Bilirkişi raporunda; "Davacının iddiasında da belirtildiği üzere arazinin büyüklüğünden bağımsız olarak genel bir oranın belirlenmesi, arazi büyüdükçe yapılacak yapının inşaat alanının da büyümesi anlamına gelmektedir. Bu açıdan ele alındığında öncelikle 0,20 emsal düzeyinin yüksek olduğunu belirtmek gerekir. Davalı idare Çevre ve Şehircilik Bakanlığı, başka bölgelerdeki 1/100.000 ölçekli çevre düzeni planlarında bu özellikteki tarımsal araziler için hem daha düşük emsal öngörmüş; hem de alansal büyüklüğe göre emsal değerini kademeli olarak belirlemiştir. Örneğin İzmir-Manisa Bölgesi 1/100.000 ölçekli Çevre Düzeni Planında aynı Kanuna tabi tarım arazileri için tarımsal amaçlı yapı yapılacak parsellerin 5.000 m2’lik kısmında emsal en yüksek 0,10 olarak belirlenmiş; 5.000 m2’den büyük parsellerde ise geri kalan parsel alanı için emsal en fazla 0,05 olacak biçimde öngörülmüştür. Ayrıca parselin tamamı için toplam inşaat alanına da sınır getirilmiş; 2.500 m2’yi geçemeyeceği koşulu konmuştur.
Davaya konu 1/100.000 ölçekli Çevre Düzeni Planında da benzer üst sınırların getirilmesi, yine benzer biçimde arazinin büyüklüğüne göre kademeli bir yapılaşma koşulu (emsal değeri) öngörülmesi doğru olacaktır.
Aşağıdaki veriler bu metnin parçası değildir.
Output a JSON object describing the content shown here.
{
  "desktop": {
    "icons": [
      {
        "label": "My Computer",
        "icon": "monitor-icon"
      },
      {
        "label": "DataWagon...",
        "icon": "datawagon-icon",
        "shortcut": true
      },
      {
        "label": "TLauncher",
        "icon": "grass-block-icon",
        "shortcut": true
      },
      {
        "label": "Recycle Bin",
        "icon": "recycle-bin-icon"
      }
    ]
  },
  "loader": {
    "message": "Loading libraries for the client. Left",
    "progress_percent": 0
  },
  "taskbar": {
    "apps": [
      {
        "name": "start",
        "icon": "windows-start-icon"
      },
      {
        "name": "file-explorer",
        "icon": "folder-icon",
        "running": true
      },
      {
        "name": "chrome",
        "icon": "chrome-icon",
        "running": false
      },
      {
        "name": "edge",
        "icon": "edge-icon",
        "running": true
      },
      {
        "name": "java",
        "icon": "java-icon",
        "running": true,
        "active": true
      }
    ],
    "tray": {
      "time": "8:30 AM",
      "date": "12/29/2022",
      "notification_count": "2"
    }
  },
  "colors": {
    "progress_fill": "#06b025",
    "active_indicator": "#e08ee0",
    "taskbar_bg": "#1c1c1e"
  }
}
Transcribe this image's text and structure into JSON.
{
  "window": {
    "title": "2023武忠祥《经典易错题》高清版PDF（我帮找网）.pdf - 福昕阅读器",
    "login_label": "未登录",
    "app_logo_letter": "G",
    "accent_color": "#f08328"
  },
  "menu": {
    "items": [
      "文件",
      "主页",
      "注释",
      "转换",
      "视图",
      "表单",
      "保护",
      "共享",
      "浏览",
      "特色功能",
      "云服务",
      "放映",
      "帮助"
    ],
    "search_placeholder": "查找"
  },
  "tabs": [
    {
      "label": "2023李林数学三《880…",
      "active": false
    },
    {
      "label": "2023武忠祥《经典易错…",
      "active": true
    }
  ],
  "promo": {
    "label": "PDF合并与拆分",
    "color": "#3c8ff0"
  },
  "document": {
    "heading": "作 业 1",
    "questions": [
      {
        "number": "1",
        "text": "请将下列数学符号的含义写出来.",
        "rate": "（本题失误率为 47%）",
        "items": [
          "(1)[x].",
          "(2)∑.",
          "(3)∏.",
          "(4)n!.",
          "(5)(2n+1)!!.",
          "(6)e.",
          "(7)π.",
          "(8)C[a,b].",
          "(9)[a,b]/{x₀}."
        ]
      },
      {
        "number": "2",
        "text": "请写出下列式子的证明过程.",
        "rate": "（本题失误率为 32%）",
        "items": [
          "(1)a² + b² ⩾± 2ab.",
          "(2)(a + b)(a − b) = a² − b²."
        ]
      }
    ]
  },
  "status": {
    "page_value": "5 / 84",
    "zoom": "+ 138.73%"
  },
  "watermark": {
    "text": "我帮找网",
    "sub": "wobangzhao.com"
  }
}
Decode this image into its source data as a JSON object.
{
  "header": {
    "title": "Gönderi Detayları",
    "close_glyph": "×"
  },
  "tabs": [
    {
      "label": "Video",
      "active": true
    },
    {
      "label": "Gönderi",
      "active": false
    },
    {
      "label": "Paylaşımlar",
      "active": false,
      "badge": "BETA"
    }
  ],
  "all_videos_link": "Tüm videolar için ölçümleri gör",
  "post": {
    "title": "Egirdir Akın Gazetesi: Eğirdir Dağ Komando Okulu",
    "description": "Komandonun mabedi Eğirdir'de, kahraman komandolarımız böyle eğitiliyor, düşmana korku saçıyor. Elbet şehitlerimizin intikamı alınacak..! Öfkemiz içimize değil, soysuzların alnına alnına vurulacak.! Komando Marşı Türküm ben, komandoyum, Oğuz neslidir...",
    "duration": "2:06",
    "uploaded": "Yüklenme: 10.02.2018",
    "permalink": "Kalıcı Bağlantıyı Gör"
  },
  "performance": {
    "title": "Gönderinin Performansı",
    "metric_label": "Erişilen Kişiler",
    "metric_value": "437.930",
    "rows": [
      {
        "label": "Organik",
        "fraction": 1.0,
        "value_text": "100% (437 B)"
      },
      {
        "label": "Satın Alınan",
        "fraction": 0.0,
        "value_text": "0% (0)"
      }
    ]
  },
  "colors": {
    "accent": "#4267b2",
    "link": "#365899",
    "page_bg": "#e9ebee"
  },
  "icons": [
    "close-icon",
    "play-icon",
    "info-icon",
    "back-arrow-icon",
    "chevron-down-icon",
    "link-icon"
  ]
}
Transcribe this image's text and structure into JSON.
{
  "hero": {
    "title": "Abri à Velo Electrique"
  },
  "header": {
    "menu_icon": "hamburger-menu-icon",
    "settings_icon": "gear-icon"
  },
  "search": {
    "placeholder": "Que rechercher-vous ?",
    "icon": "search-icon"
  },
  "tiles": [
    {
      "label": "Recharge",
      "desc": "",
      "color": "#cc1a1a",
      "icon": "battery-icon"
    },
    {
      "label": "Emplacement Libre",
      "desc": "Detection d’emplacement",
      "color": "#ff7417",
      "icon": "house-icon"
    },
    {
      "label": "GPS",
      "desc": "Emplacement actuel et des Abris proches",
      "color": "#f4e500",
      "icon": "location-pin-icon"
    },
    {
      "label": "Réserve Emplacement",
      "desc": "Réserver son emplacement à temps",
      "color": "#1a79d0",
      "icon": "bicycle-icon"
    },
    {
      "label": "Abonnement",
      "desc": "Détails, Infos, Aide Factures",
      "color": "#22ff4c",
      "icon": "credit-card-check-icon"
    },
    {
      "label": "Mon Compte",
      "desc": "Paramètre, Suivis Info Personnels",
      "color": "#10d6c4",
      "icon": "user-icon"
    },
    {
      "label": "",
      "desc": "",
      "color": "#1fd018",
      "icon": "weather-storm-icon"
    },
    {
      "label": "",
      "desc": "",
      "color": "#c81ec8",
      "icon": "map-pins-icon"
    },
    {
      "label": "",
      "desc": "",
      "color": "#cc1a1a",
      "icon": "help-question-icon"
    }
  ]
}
Bu haliyle itiraz konusu uygulama hükmü tarımsal alanların korunması ilkesi ve planlama esasları kapsamında uygun bulunmamıştır." tespit ve değerlendirmesine yer verilmiştir.
Dairemizce yapılan değerlendirmede; Dava konusu çevre düzeni planı uygulama hükümlerinin III.34 sayılı maddesinde, tarımsal amaçlı yapılar; "toprak koruma ve sulamaya yönelik alt yapı tesisleri, entegre nitelikte olmayan hayvancılık ve su ürünleri üretim ve muhafaza tesisleri ile zorunlu olarak tesis edilmesi gerekli olan müştemilatlar, mandıralar, üreticinin bitkisel üretime bağlı olarak elde ettiği ürünü için ihtiyaç duyacağı yeterli boyut ve hacimde depolar, un değirmeni, tarım alet ve makinelerinin muhafazasında kullanılan sundurma ve çiftlik atölyeleri, seralar, tarımsal işletmede üretilen ürünün özelliği itibariyla hasattan sonra iki saat içinde işlenmediği takdirde ürünün kalite ve besin değeri kaybolmasının söz konusu ise bu ürünlerin işlenmesi için kurulan tesisler ile T.C. Gıda Tarım ve Hayvancılık Bakanlığı tarafından tarımsal amaçlı olduğu kabul edilen entegre nitelikte olmayan tesisler " olarak tanımlanmıştır.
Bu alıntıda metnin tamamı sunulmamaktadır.